Ramanujan gave the following identities for the Dilogarithm function:
$$ \begin{align*} \operatorname{Li}_2\left(\frac{1}{3}\right)-\frac{1}{6}\operatorname{Li}_2\left(\frac{1}{9}\right) &=\frac{{\pi}^2}{18}-\frac{\log^23}{6} \\ \operatorname{Li}_2\left(-\frac{1}{3}\right)-\frac{1}{3}\operatorname{Li}_2\left(\frac{1}{9}\right) &=-\frac{{\pi}^2}{18}+\frac{1}{6}\log^23 \end{align*} $$ Now, I was wondering if there are similar identities for the trilogarithm? I found numerically that
$$\text{Li}_3\left(-\frac{1}{3}\right)-2 \text{Li}_3\left(\frac{1}{3}\right)\stackrel?= -\frac{\log^3 3}{6}+\frac{\pi^2}{6}\log 3-\frac{13\zeta(3)}{6} \tag{1}$$
- I was not able to find equation $(1)$ anywhere in literature.

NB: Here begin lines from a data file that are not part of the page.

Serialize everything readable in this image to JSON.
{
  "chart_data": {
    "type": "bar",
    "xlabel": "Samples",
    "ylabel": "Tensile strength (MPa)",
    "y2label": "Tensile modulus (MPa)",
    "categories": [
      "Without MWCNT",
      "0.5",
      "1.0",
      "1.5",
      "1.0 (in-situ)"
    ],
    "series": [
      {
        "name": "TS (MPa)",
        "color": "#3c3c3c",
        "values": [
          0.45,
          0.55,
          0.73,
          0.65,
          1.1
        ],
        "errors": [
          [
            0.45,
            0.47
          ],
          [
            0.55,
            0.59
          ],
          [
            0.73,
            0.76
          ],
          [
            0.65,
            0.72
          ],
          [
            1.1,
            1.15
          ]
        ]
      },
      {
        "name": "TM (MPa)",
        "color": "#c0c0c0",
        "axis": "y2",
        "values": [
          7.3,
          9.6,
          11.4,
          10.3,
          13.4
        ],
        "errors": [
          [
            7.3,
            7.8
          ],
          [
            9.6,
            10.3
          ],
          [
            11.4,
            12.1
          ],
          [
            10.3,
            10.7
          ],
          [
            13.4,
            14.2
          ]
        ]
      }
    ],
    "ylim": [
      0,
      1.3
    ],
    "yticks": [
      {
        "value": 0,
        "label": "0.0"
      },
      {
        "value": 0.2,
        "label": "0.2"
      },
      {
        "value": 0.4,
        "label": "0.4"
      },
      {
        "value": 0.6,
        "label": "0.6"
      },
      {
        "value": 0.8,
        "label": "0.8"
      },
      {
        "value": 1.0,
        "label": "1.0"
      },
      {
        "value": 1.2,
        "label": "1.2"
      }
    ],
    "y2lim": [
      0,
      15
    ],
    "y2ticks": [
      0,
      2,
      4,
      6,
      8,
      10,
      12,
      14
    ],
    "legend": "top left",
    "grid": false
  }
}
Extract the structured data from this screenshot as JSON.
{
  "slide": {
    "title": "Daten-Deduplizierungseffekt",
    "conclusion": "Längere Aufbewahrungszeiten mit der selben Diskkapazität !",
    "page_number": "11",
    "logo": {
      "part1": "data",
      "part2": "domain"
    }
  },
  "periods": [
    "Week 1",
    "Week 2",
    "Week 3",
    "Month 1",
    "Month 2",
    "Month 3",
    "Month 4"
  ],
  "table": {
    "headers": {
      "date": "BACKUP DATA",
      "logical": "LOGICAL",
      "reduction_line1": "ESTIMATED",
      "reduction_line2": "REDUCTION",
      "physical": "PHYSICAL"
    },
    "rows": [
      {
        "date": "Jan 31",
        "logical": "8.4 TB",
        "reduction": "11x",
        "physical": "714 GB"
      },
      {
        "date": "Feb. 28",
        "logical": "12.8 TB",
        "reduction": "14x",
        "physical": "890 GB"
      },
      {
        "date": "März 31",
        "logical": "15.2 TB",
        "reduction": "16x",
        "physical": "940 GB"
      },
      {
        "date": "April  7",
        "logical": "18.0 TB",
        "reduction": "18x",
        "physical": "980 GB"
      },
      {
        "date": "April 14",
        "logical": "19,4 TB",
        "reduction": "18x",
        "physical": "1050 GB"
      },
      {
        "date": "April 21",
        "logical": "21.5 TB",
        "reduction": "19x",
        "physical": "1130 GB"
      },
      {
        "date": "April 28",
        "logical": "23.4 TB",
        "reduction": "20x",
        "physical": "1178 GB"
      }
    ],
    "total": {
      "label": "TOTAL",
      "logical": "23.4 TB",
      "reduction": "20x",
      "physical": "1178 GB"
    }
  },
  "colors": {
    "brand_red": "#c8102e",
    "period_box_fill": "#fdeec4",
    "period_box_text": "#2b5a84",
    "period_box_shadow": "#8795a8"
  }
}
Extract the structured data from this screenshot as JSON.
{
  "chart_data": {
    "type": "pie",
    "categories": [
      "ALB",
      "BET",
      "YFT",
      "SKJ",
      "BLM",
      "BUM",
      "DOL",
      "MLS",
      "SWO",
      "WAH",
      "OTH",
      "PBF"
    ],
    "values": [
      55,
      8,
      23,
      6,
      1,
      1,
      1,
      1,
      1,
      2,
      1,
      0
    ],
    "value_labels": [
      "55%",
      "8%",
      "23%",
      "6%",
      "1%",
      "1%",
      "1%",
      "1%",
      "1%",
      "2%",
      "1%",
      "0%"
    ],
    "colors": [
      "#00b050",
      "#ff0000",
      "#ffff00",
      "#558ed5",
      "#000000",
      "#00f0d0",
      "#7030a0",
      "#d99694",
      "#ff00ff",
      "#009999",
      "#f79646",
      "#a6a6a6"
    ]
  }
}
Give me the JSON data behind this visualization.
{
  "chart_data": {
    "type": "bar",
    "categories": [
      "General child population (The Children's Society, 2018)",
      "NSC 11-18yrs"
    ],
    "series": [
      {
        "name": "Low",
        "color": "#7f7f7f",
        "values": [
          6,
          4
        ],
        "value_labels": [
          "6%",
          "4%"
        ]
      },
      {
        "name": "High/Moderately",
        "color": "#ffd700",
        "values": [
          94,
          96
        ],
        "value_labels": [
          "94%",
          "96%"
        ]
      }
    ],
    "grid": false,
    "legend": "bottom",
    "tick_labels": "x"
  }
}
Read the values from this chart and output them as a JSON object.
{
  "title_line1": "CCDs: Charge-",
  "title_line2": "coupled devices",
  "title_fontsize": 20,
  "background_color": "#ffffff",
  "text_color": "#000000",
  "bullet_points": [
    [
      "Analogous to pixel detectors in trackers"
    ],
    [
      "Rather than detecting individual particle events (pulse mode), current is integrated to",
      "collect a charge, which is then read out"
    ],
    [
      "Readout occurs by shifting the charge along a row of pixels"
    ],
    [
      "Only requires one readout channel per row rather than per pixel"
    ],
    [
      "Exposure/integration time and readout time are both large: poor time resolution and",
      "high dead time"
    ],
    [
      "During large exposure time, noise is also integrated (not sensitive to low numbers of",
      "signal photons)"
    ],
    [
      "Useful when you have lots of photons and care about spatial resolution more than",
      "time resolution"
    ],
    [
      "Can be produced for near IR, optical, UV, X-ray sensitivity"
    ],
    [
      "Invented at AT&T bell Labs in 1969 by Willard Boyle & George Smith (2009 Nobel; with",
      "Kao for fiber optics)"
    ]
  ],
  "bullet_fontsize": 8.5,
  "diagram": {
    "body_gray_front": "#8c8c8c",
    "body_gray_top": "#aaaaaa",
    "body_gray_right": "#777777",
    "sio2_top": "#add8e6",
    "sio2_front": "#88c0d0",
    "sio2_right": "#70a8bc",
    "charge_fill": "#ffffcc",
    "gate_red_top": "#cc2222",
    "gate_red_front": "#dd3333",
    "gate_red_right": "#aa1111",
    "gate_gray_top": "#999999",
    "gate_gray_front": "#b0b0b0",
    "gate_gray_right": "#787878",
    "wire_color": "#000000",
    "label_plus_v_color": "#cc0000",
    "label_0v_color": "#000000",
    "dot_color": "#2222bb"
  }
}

Is it a new result?
- How can we prove $(1)$? I believe that it must be true since it agrees to a lot of decimal places.
Solution 1:
Combining trilogarithm identities 1 and 2, one obtains the formula \begin{align} \operatorname{Li}_3\left(\frac{1-z}{1+z}\right)-\operatorname{Li}_3\left(-\frac{1-z}{1+z}\right)= 2\operatorname{Li}_3\left(1-z\right)+2\operatorname{Li}_3\left(\frac{1}{1+z}\right)- \frac12\operatorname{Li}_3\left(\frac{1}{1-z^2}\right)-\frac74\operatorname{Li}_3\left(1\right)\\ -\frac13\ln^3(z+1)+\frac{\pi^2}{6}\ln(z+1)+\frac{1}{12}\ln^3\left(z^2-1\right)+\frac{\pi^2}{12}\ln(z^2-1). \end{align}
Now it suffices to set $z=2$ and use that $\operatorname{Li}_3\left(1\right)=\zeta(3)$, $\operatorname{Li}_3\left(-1\right)=-\frac34\zeta(3)$.
Solution 2:
By "anywhere in literature" did you include L. Lewin, Polylogarithms and Assoicated Functions ?
In the (fortcoming) solution for Monthly problem 11654, you will see that very equation. For the proof, our solver (Richard Stong) used these identities: $$ \mathrm{Li}_3\left(\frac{1-z}{1+z}\right) - \mathrm{Li}_3\left(\frac{z-1}{z+1}\right) = 2\;\mathrm{Li}_3(1-z) + 2\;\mathrm{Li}_3\left(\frac{1}{z+1}\right) - \frac{1}{2}\;\mathrm{Li}_3(1-z^2) - \frac{7}{4}\zeta(3)- \frac{1}{3}\big(\log(1+z)\big)^3 + \frac{\pi^2}{6}\log(1+z) $$ at $z=2$ and $$ \mathrm{Li}_3(z) = \mathrm{Li}_3\left(\frac{1}{z}\right) - \frac{1}{6}\big(\log(-z)\big)^3 - \frac{\pi^2}{6}\log(-z) $$ at $z=-3$. Stong cites the Lewin book.